AAC : Azure Data Architecture Guide - amitbhilagude/userfullinks GitHub Wiki

  1. Modern data architecture follows a polyglot persistence pattern which means there is no single Database type is used. It is decided based on the requirements.

  2. Data transformation Process

    1. ETL: Extract data into one place, Transform it there, and then load it into a destination.
    2. ELT: Extract data in Destination and Transform it into destination only.
  3. Data Types

    1. Relational Data stored as records
    2. JSON or csv
    3. Key-value Pair
    4. Graph
    5. Indexing DB specially designed for the search query
    6. Time series data which is mapped with Timestamp always
  4. Data Warehousing

    1. Centralised repository to ingest all data sources.
    2. When to choose data warehousing
      1. Massive data coming from different sources.
      2. Required some simplified schema compared with sources.
      3. Restrict access to the data for specific users and not query directly to sources.
      4. Efficient repository for heavy reads and OLTP system may be designed for heavy writes.
    3. Data warehousing offering in Azure
      1. Warehousing options finalized based on Two categories
        1. Symmetric Multiprocessing(SMP)
          1. Sequence steps and not parallel processing are required for tasks
          2. Azure offering can be used as SQL DB or SQL in VM.
        2. Massively Parallel Processing(MPP)
          1. Tasks need to be performed in parallel.
          2. Azure offerings are Azure Synapse Analytics(Redshift in AWS), Apache Hive on HDInsight, and Interactive Query on HD Insights.
    4. Challenges
      1. When to clean up data
      2. How to copy data into Datawarehouse
      3. Data consistency and accuracy.
      4. Maintain relationship same as sources if required.
  5. Semantic Model

    1. Data Model transformed for reporting is a semantic model.
  6. Data solutions categories

    1. Traditional RDBMS have Online transaction Processing(OLTP) and it requires Online Analytics Processing(OLAP) Mechanisms for analysis.

      1. Online Transactional Processing(OLTP)
        1. Database system is designed for online transactions and records in an efficient way. Which needs to have consistency and a rollback mechanism.
        2. This system is designed for a heavy read, low write workload
      2. Online Analytical Processing(OLAP)
        1. The databases that are used for OLTP were not designed for analysis. Therefore, retrieving answers from these databases is costly in terms of time and effort.

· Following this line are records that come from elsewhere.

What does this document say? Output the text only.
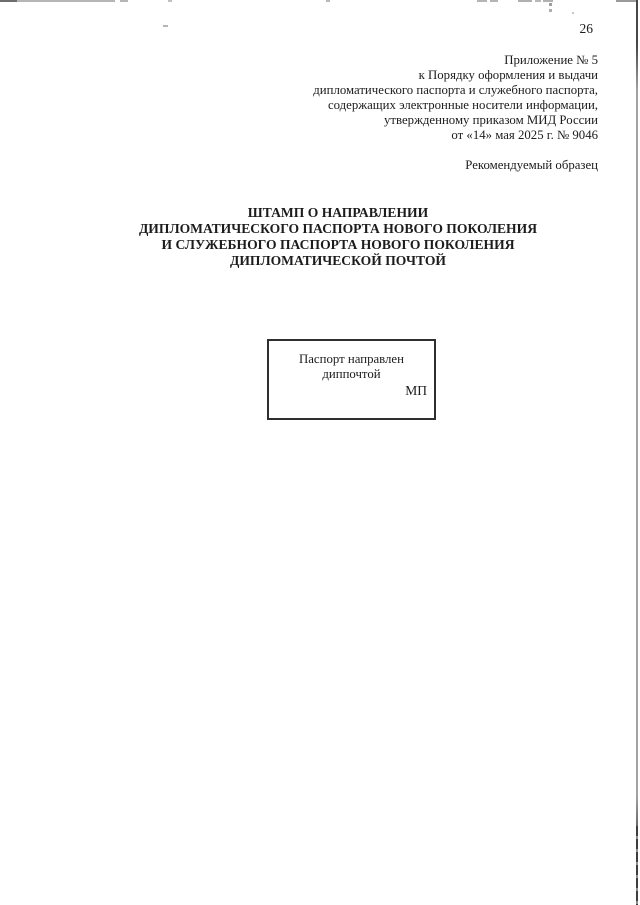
26
Приложение № 5
к Порядку оформления и выдачи
дипломатического паспорта и служебного паспорта,
содержащих электронные носители информации,
утвержденному приказом МИД России
от «14» мая 2025 г. № 9046
Рекомендуемый образец
ШТАМП О НАПРАВЛЕНИИ
ДИПЛОМАТИЧЕСКОГО ПАСПОРТА НОВОГО ПОКОЛЕНИЯ
И СЛУЖЕБНОГО ПАСПОРТА НОВОГО ПОКОЛЕНИЯ
ДИПЛОМАТИЧЕСКОЙ ПОЧТОЙ
Паспорт направлен
диппочтой
МП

OLAP systems were designed to help extract this business intelligence information from the data in a highly performant way. This is because OLAP databases are optimized for a heavy read, and low write workloads.
      3. Client Application uses OLTP systems like SQL to store transactions into DB. ADF is used to move these data into Datawarehouse if it is massive data and multiple sources and it is following ETL process.. OLAP systems like Azure Analytics Service perform the transformation and make data available for reporting like Power BI.
    2. Big Data solutions

      1. Big data is a solution built for massive NOSQL data of any type e.g. Json, documents, key values pairs, Graphs or sometimes transactions.